Sa bouche est bleue et elle est toute blanche contre
Le rideau rouge.

C’est très beau
Ça sent très mauvais

Ça va durer encore quelques heures


*


Un peu plus loin, la vieille a inventé une autre chanson.
Elle ne la chante pas encore parce qu’il n’y a pas de
refrain et que le cuisinier n’a pas fait la musique.
Personne n’est au courant.

Le dimanche aux premières heures du jour, autour
du samovar ils se font un récital dans l’office et
leurs yeux brillent.

Ce sont de très belles chansons, dans toutes les
langues, un peu tristes et oubliées déjà.


*


Elle savait siffler comme un homme

Ils ont parlé de son sourire et de sa voix
et ils ont failli pleurer

Elle dansait si bien.

Ils ont parlé de sa taille et d’un mouvement qu’elle faisait
pour parler à quelqu’un qui était un peu derrière elle.
Très vif, très souple, très médité, et dont ils ne se lassaient pas.

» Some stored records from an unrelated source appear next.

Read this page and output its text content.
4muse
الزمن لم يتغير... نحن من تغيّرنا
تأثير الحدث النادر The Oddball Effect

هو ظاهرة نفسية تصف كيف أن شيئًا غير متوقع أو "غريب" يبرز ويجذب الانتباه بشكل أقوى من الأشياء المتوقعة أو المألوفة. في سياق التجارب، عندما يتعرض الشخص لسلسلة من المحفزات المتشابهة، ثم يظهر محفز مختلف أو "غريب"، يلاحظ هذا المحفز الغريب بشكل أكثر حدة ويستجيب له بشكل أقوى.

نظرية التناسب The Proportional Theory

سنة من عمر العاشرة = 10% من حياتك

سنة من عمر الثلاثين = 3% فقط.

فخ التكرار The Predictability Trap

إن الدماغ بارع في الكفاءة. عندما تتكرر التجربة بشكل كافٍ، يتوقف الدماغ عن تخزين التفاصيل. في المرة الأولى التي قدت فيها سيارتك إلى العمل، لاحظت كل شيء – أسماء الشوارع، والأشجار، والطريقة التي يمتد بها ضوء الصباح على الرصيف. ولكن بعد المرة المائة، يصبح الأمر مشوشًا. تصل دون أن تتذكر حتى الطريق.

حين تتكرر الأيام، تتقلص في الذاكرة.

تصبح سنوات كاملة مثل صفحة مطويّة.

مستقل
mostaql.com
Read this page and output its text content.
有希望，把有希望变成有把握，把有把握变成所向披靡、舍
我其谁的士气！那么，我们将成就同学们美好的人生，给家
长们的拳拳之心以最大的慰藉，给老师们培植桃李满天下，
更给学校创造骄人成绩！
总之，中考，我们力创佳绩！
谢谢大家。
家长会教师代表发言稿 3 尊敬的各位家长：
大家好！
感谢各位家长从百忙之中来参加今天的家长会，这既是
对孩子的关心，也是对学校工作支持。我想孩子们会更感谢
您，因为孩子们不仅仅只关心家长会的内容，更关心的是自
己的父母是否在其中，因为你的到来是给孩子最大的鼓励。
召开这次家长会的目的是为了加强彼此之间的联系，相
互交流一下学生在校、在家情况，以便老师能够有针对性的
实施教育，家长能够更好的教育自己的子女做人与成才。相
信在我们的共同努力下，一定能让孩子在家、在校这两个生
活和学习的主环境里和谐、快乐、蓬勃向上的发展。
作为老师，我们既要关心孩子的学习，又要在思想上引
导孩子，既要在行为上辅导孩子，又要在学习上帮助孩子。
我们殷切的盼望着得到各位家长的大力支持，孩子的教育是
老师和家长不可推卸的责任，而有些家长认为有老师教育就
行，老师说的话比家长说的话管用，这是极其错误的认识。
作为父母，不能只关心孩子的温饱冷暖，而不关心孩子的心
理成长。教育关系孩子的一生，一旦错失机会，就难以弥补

Elle ne bouge vraiment pas du tout.


*


Un peu plus tard il se dira
que c’était une garce et qu’il
a bien fait de la tuer.

Les justes sont là pour écraser la vermine
et ne pas être écrasés.

Lui, il est là par hasard et
le hasard l’écrase.


*


Quand ils parlent d’elle on voit
battre une veine au bas de leur cou

Quand ils parleront d’elle, toujours
il en sera ainsi

Même quand ils y penseront
sans en parler
Même s’ils oublient son nom
Même quand ils seront vieux
Même s’ils deviennent fous


*


LETTRE DE ROGOJINE A MAX JACOB

Monsieur,

Si je vous écris de si loin, c’est parce que j’aime une femme étrange. Elle a été amoureuse autrefois d’un jeune homme qui s’appelait MaxoOu Jacob ou les deux, mais qui n’était pas vous.
Elle l’avait rencontré au bord de la mer. Je voudrais lui offrir un paysage de mer, tels que vous les faites ; leur renommée en effet est parvenue jusqu’à nous. Mon prix bien entendu sera le vôtre.

Veuillez, etc.


*


Rogojine aurait fait n’importe quoi, dit l’institutrice, pour cette créature.


*


LETTRE DE ROGOJINE A MAX JACOB
Ecrite peu de temps après la précédente

Cher Monsieur,

Je vous en prie, prenez ma demande très au sérieux.
Je ne suis pas fou et même si elle n’est que capricieuse, je vous assure que vous serez payé.
Elle aime les couleurs vives, les soleils expressifs, faites du mieux que vous pourrez , mais faites vite.
Les choses sont étranges, on ne sait jamais comment elles finissent.

Je vous prie de….


*


Son frère est bien plus sérieux répondait la bibliothécaire. Mais il est bien moins beau.Pensaient l’institutrice et la bibliothécaire sans se le dire.


*


LETTRE DE MAX JACOB A ROGOJINE

Monsieur,

La dépression des Açores qui devrait peu à peu gagner le nord perd peu à peu du terrain vers l’ouest. Le soleil est voilé donc le ciel est bistre et la mer grise. Je ne peux, momentanément je le souhaite, donner suite à vos deux lettres qui, j’omettais de le dire, me sont bien arrivées, la deuxième cependant avant la première.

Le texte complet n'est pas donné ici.